Generative Music | Bias in Machine Learning: Youtube
Bias in Youtube Recommendation / Flagging Algorithm
Social platforms like Facebook, Instagram, Youtube, and Twitter host and distribute enormous amount of content everyday, every second. The extent of influence that these platforms have on our lives and on our society is extremely pervasive: for some people, these platforms are the internet, the only place the get content from.
One platform hosting the longest-type content is Youtube. Long(ish) form of video is, I think, unique in the context of evaluating biases in machine learning algorithms because video is a richer medium than just mere text or static image. It allows personalities, complex narratives, and nuances to be embedded in the content, and hence interpreting it becomes infinitely more difficult.
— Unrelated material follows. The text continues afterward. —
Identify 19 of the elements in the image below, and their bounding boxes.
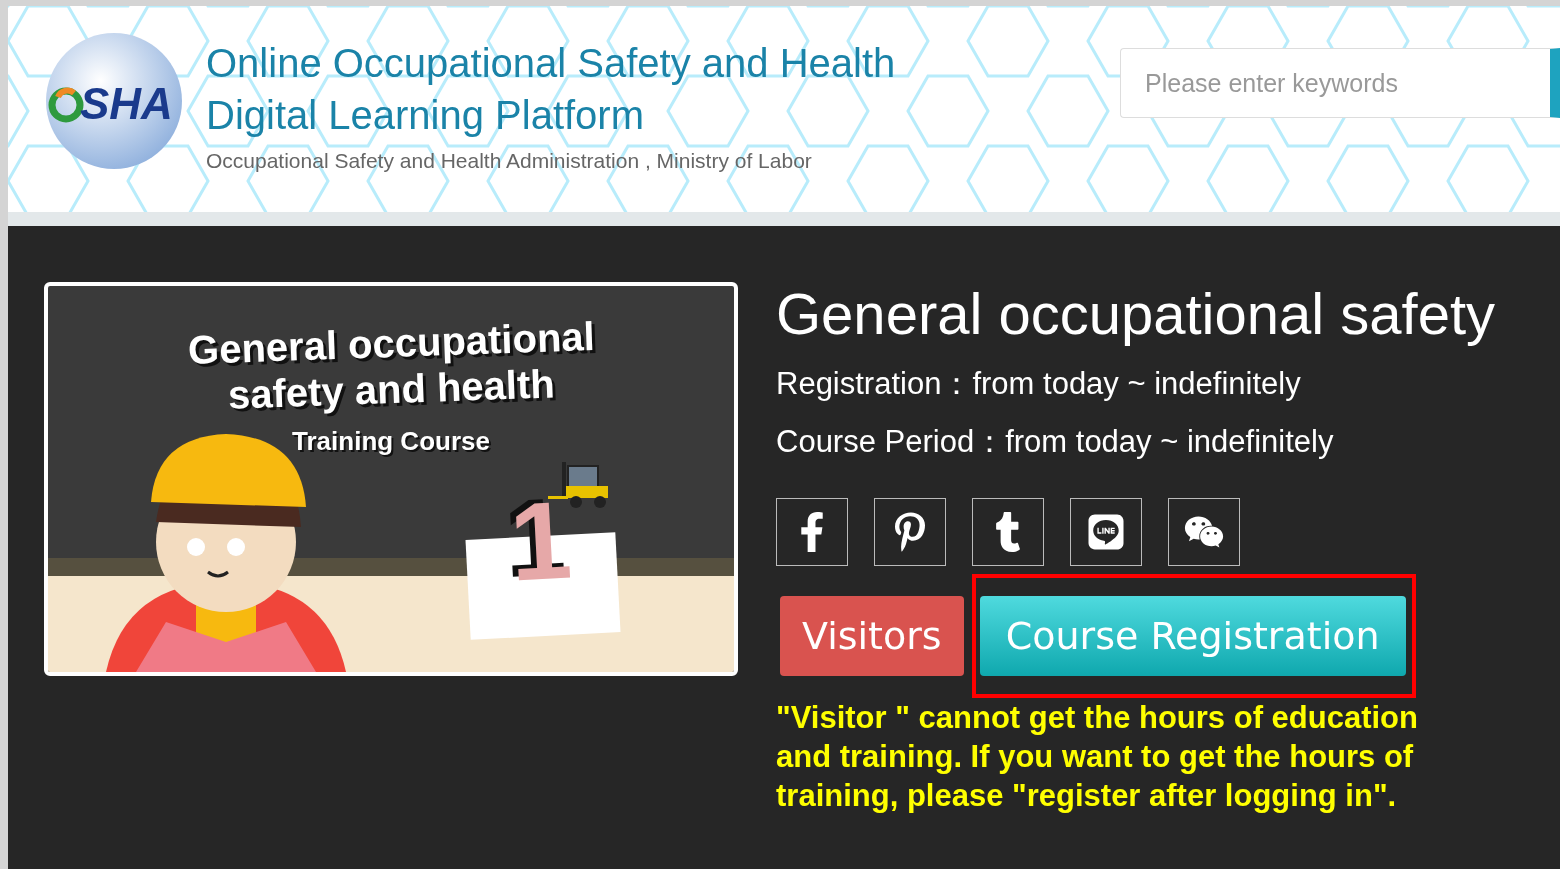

I imagine Youtube’s main goal in its earlier years is to use machine learning algorithms to maximize watchtime for each user via recommendation system. This has resulted in Youtube recommending highly problematic videos (most high-profile of which is Logan Paul’s suicide forest video), and inadvertently encouraging its creators to make videos of physically dangerous activities.
Although Youtube had recently made a statement that it had moved “beyond optimizing for watchtime”, its recommendation and flagging system is definitely still biased. Some transgender Youtube creators had found that Youtube’s algorithm had demonetized their videos just because the title had the word “trans”, and Youtube allowed anti-LGBT ads to run on their videos.
Now, these tech giant algorithms are definitely opaque and I have no qualified insight, but I suspect the problem is rooted in these:
Optimizing for watchtime means rewarding content that triggers our lizard brain. This would include clickbaits, porn, stolen copyrighted content, irresponsible behaviors, conspiracy theories, etc.
Incorporating user-flagging, manual-flagging (like Facebook), or sentiment analysis on like/dislike and comment, if not done carefully, would always punish minority’s views and prioritize majority’s agenda.
The sheer volume of content and complexity of the medium make it impossible for algorithms to soundly interpret each and every frame of the content.
The impossibility to unbiasedly curate is important to note, because the typical capitalistic pursuit of scaling up tech platforms always neglect the externalities (e.g. filter bubbles or proliferation of fake news) it would eventually produce. Not having a system to slow down, take stock, carefully and unbiasedly gather feedback from all stakeholders especially the users, is perhaps the biggest bias.